Question

One mole of glycerol is treated with an excess of $\text{HI}$ to obtain isopropyl iodide. The number of $\text{HI}$ consumed by one mole of glycerol in this reaction is:

Answer 1

Hydro iodic acid, $\text{HI}$, is an oxidising agent that reduces glycerol to 1,2,3-tri iodopropane is formed at first which is further reduced to form 1,2-diiodopropane and again reduced to form 2-iodopropane or isopropyl iodide.

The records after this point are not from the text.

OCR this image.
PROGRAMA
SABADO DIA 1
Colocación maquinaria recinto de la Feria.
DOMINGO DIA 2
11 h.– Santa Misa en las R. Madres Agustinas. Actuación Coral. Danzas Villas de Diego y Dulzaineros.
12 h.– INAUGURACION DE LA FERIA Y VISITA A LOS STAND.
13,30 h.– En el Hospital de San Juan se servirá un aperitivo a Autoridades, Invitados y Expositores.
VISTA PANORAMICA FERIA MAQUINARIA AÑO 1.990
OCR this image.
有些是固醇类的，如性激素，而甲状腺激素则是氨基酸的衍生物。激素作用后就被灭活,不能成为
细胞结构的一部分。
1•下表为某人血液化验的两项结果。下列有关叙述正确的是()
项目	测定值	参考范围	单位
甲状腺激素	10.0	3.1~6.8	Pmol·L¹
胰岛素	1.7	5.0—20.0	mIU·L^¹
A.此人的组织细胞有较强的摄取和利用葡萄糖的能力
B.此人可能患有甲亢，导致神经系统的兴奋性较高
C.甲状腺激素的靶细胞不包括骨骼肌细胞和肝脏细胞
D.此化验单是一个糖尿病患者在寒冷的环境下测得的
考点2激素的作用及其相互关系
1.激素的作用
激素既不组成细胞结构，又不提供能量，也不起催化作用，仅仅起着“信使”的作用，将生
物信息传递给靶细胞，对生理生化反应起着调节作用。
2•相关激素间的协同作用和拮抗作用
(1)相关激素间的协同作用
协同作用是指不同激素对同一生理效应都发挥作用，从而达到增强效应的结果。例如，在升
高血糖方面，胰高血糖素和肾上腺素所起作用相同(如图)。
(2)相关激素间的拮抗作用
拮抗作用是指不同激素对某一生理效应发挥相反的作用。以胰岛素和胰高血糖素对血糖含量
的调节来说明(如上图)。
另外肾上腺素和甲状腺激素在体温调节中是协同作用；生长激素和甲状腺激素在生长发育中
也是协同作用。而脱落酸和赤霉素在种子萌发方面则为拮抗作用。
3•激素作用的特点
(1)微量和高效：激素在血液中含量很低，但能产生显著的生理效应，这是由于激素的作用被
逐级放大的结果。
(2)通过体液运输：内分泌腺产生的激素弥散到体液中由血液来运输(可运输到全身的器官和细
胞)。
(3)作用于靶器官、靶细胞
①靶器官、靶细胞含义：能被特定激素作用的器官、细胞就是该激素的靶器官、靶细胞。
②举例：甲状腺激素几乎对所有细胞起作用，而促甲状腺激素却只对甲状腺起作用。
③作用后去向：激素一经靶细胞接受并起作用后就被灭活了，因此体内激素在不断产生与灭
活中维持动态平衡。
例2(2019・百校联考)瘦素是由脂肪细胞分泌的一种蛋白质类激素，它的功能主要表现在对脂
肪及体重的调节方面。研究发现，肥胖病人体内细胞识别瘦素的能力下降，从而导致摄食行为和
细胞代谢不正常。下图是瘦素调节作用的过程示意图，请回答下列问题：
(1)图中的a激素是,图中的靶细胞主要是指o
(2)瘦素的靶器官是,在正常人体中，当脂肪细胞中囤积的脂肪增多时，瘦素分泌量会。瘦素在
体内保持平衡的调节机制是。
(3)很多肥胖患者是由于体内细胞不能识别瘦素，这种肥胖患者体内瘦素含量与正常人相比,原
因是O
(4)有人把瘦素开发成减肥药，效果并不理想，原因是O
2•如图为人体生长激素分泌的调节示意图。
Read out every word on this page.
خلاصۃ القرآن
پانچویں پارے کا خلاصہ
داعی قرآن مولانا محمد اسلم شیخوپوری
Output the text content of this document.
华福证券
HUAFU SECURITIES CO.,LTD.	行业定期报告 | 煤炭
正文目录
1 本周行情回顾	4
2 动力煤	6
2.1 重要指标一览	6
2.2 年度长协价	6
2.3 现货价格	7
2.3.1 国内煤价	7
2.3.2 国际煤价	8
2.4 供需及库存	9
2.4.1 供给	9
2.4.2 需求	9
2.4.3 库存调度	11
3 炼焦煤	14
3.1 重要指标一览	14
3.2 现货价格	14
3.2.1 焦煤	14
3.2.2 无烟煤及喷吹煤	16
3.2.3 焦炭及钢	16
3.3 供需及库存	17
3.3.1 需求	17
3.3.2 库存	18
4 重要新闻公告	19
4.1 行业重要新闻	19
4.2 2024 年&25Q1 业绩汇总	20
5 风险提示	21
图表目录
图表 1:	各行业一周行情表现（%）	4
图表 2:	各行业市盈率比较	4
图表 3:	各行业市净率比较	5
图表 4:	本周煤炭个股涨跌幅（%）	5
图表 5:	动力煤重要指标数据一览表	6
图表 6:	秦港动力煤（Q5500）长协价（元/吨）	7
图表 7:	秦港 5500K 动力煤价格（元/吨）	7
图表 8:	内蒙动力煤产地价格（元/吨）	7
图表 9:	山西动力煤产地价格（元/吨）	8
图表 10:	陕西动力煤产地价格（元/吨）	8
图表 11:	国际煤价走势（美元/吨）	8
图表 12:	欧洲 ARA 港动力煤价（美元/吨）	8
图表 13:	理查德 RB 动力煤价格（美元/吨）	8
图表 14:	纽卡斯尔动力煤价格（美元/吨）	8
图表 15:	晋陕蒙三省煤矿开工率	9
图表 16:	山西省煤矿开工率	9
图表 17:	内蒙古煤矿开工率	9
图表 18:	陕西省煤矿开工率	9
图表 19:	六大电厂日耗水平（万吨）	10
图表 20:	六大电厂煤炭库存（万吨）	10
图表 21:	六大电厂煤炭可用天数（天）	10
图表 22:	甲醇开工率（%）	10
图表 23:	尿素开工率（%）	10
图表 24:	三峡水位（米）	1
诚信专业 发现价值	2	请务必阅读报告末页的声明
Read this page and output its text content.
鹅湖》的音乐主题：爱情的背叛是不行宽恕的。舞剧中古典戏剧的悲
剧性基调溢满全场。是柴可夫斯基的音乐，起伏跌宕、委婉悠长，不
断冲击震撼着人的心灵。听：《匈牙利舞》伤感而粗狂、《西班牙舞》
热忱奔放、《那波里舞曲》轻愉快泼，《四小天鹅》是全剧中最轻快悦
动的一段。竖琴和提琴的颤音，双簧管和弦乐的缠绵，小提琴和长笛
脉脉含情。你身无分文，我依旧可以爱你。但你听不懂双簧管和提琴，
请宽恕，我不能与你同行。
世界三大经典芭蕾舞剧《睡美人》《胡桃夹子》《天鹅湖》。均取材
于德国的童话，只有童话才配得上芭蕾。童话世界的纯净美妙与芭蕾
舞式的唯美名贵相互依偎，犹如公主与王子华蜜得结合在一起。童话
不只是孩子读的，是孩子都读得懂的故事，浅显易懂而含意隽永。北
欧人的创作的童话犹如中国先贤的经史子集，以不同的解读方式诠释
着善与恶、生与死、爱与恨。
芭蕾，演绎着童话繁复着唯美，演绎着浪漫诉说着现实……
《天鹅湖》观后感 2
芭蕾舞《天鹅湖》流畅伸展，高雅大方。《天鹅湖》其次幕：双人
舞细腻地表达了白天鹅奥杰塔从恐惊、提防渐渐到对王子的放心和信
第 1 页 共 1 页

Complete step by step answer:
The reactions can be represented by the following diagram:

From the above figure it can be seen that a total of 5 moles of Hydrogen Iodide are consumed by 1 mole of glycerol. Three moles of Hydrogen Iodide are consumed in the first reaction when initially 1,2,3-tri iodopropane, which is not much stable and disintegrates quickly to form allyl iodide releasing iodine molecule.
This allyl iodide is further reduced by $\text{HI}$ to form 1,2-diiodopropane, which is again unstable and dissociates to form propene. Propene is again reduced by $\text{HI}$ to form 2-iodopropane which is the final product. Hence total 5 moles of $\text{HI}$ required to reduce 1 mole of glycerol.

Note:
The bond between carbon and iodine is a weak bond due to the difference in their sizes. Hence it dissociates readily to form a stronger bond. The reaction between Glycerol and Hydrogen Iodide takes place in two ways, firstly, when glycerol is warmed with a small amount of Hydrogen Iodide, giving result to allyl iodide and secondly when both glycerol and Hydrogen Iodide are heated, the allyl iodide formed is reduced to propene which is reduced by Hydrogen Iodide again to form 2-propyl iodide or isopropyl iodide.